Inflammation of small noncartilaginous airways. Direct signs include centrilobular GGO, sharply defined opacity or Y/V- shaped tree-in-bud brancing opacities, within 10mm of pleural surface; representing dilatation and mucus plugging. Indirect signs include mosaic attenuation with expiratory air-trapping (DDx reduced perfusion in PE with reduced calibre of affected vessels; infiltrative patchy GGO in PCP, DIP). Types include:

  • Infectious bronchiolitis – Young children from RSV or adenovirus; in adults from viral/atypical/mycobacterial infections. Hyperinflation, tree-in-bud, indistinguishable from asthma.
  • Respiratory bronchiolitis-associated interstitial lung disease (RB-ILD) – Centrilobular and geographic GGO. Associated with smoking.
  • Subacute hypersensitivity pneumonitis – Centrilobular GGO, air trapping on expiration
  • Follicular bronchiolitis – Diffuse hyperplasia of peribronchiolar lymphoid follicles associated with RA or Sjogren syndrome of unknown significance. Ill-defined centrilobular ground-glass nodules, occasionally bronchial dilatation.

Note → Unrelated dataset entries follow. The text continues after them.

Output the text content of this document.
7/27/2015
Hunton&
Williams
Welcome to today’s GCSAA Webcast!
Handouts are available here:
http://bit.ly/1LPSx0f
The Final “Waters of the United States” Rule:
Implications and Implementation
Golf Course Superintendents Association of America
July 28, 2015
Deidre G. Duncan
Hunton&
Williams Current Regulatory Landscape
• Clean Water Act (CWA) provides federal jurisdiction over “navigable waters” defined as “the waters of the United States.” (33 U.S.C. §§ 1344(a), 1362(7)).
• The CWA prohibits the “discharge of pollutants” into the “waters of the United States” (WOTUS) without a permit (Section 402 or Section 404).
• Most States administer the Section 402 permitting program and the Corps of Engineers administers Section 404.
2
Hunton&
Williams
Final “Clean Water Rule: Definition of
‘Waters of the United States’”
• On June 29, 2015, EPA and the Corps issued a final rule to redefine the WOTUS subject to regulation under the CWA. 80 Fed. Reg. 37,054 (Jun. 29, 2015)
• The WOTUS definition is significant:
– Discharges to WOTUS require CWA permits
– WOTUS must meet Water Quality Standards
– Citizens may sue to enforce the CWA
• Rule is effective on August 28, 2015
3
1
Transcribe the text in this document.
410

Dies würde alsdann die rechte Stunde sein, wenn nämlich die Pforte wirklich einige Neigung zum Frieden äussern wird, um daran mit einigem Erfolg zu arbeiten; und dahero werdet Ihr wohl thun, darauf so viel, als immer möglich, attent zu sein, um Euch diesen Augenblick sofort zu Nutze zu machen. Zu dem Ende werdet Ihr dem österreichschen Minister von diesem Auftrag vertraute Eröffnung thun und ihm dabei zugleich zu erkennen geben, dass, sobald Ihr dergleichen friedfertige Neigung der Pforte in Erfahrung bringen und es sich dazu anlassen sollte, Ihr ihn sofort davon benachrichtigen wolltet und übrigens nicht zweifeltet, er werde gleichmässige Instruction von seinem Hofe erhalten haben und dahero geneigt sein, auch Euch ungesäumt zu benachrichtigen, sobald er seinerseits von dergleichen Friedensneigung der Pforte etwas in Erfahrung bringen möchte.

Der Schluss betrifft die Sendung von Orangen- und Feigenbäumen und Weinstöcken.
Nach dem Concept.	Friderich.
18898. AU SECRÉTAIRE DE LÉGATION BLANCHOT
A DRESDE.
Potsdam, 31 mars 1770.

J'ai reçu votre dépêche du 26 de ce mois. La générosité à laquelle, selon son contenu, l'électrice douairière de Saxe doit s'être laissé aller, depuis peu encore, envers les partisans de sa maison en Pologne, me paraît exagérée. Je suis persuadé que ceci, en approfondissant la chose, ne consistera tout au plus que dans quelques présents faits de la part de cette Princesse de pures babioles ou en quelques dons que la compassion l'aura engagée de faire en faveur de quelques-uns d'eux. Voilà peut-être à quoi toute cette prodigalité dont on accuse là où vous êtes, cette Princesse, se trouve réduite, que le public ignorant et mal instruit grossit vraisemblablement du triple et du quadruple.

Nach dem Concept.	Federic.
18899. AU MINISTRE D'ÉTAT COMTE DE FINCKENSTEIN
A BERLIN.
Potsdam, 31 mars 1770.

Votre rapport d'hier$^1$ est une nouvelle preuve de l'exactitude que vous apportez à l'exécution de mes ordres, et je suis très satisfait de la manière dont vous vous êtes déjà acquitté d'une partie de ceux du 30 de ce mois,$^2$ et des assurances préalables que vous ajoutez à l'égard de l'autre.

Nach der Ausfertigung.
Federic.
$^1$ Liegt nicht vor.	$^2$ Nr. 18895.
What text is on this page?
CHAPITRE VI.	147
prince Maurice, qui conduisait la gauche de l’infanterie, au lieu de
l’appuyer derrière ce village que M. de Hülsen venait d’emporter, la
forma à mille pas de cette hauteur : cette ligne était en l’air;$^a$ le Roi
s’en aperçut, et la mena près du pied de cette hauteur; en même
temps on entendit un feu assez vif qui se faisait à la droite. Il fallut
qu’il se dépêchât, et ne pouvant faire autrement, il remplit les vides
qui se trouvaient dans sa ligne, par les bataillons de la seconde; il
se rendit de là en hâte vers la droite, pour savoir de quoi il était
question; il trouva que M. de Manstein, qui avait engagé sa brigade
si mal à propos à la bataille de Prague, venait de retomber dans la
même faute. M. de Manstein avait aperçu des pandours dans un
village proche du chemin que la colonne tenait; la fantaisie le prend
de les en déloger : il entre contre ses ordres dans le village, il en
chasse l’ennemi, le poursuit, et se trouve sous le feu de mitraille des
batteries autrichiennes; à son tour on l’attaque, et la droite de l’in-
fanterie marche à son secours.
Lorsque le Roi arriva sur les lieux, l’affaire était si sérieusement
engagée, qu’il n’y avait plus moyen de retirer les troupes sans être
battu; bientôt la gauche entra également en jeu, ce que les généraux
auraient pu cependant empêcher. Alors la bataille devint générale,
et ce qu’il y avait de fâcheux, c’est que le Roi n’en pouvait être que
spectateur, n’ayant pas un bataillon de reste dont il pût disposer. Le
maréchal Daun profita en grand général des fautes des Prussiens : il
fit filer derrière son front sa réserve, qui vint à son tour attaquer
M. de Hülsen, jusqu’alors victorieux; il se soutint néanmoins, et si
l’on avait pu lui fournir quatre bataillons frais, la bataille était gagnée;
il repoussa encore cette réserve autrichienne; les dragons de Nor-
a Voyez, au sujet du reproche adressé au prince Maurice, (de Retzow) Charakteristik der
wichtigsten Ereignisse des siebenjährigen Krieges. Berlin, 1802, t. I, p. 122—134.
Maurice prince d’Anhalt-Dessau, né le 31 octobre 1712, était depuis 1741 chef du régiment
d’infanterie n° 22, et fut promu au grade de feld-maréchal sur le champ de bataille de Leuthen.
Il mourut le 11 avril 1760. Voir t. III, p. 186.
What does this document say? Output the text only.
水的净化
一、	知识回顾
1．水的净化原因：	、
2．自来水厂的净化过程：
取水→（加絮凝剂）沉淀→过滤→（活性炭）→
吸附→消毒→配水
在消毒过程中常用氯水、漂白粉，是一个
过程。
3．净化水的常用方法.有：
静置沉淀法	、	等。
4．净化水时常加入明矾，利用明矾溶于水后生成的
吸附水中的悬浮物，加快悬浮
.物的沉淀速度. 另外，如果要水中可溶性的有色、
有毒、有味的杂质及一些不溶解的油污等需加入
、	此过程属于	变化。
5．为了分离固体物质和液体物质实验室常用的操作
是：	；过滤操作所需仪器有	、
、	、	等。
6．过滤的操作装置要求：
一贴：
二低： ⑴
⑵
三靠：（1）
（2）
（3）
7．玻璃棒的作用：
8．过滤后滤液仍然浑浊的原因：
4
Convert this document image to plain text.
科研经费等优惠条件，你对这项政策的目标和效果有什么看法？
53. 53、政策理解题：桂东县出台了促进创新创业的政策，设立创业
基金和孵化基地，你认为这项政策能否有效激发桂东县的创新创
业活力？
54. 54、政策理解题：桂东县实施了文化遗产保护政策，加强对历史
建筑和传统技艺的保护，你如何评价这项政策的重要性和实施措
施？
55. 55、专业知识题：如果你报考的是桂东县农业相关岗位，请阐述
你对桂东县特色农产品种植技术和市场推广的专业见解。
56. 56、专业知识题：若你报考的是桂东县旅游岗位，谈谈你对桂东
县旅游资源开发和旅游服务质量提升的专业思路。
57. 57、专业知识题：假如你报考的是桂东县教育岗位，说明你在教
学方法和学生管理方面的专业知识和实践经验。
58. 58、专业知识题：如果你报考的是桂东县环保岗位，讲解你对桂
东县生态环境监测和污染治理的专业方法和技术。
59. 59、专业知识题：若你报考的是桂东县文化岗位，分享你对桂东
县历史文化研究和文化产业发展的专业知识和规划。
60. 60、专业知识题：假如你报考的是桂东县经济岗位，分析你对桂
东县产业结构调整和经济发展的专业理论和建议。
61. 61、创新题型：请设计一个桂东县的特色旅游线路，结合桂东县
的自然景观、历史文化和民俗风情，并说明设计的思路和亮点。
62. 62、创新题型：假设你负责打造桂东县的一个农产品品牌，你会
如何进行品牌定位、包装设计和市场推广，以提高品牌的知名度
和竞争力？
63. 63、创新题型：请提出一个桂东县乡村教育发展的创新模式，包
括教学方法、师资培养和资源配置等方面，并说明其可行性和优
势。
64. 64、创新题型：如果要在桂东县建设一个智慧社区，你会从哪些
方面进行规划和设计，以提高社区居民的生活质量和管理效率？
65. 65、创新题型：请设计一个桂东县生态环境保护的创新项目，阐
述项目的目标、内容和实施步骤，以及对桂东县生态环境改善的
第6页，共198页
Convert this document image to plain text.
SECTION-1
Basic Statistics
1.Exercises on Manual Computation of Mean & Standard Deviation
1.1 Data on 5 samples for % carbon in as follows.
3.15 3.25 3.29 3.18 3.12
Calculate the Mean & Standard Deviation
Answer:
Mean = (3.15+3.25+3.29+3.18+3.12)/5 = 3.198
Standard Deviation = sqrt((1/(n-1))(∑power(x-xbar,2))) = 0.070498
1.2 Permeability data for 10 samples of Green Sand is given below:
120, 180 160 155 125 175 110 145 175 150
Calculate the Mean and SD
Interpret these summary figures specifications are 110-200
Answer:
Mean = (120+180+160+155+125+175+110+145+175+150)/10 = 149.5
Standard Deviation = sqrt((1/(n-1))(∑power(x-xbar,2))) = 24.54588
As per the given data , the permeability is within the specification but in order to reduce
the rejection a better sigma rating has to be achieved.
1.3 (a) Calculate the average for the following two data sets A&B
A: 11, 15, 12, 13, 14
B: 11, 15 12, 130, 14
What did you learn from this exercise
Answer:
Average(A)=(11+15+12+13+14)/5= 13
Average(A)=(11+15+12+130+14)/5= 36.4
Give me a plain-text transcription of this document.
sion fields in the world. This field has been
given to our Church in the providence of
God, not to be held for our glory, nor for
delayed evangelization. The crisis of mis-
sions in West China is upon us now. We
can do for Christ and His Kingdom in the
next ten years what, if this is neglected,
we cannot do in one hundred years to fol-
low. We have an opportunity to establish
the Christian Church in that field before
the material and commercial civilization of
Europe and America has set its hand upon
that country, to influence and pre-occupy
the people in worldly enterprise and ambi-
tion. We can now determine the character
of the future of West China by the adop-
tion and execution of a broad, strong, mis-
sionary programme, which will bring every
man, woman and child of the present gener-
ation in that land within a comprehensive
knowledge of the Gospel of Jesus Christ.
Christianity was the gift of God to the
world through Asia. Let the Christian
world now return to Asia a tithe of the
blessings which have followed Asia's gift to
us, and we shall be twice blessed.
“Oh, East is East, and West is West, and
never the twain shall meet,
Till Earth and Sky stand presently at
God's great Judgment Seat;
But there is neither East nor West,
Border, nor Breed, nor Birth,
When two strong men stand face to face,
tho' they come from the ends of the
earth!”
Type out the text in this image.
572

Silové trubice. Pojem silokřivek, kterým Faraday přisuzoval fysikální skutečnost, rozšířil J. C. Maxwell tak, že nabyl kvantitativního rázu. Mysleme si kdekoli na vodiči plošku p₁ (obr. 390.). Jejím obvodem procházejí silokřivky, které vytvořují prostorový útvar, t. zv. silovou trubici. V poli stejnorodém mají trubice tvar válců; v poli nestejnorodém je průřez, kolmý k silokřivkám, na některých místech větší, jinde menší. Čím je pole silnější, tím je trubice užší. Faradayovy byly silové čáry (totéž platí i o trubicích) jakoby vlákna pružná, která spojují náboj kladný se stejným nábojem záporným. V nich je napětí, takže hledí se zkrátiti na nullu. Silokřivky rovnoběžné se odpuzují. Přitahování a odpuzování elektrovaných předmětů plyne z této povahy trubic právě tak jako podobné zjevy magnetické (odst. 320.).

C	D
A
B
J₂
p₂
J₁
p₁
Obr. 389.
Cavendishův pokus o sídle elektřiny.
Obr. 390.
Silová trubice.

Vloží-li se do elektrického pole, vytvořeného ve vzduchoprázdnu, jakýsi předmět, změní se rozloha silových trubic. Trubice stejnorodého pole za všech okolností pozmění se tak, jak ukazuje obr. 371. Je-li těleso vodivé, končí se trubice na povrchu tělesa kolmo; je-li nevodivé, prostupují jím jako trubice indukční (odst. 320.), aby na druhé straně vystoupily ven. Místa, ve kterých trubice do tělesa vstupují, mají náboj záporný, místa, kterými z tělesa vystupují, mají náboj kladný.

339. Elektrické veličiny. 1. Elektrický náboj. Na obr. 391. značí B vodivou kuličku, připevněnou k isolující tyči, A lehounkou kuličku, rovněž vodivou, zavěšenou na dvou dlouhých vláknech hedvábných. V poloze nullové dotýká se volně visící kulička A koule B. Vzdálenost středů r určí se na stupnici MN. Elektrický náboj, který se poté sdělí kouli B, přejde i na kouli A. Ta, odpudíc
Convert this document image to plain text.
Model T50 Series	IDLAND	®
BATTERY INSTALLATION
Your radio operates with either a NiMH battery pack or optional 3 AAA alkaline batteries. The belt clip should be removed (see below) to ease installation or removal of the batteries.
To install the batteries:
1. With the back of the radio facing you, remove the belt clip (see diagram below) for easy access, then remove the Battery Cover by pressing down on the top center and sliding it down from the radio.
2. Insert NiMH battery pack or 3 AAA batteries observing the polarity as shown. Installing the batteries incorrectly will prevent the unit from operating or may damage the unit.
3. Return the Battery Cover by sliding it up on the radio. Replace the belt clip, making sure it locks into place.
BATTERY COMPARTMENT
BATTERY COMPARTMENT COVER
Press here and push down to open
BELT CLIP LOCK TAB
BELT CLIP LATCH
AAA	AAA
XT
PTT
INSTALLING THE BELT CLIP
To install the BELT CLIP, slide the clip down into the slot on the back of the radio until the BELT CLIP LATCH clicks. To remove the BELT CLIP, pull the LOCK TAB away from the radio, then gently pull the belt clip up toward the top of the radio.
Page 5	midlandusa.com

  • Constrictive bronchiolitis (bronchiolitis obliterans) – Subacute mononuclear inflammation of respiratory bornchiolar walls with granulation tissue causing plugging. May be idiopathic or secondary to organ transplant (esp lung, heart-lung and bone marrow), virus, toxic fume inhalation, drug reaction, collagen vascular disease, chronic aspiration. Diffuse reticulonodular, hyperinflation, central bronchiectasis, mosaic attenuation with air trapping on expiration.


  • Swyer-James syndrome (unilateral hyperlucent lung) – Early childhood adenovirus LRTI with asymmetrical diffuse small airways obliteration. Air trapping with collateral air drift to distal airspaces limiting excape and hence markedly delayed radiotracer washout, destruction of alveolar walls, emphysema. Later lung becomes small as there is limited growth and development with associated hypoplastic PA. Most are asymptomatic, some SOB or recurrent LRTI.
  • Diffuse/Asian panbronchiolitis – Uncommon, progressive symptoms associated with sinus disease. Diffuse tree-in bud, central bronchiectasis.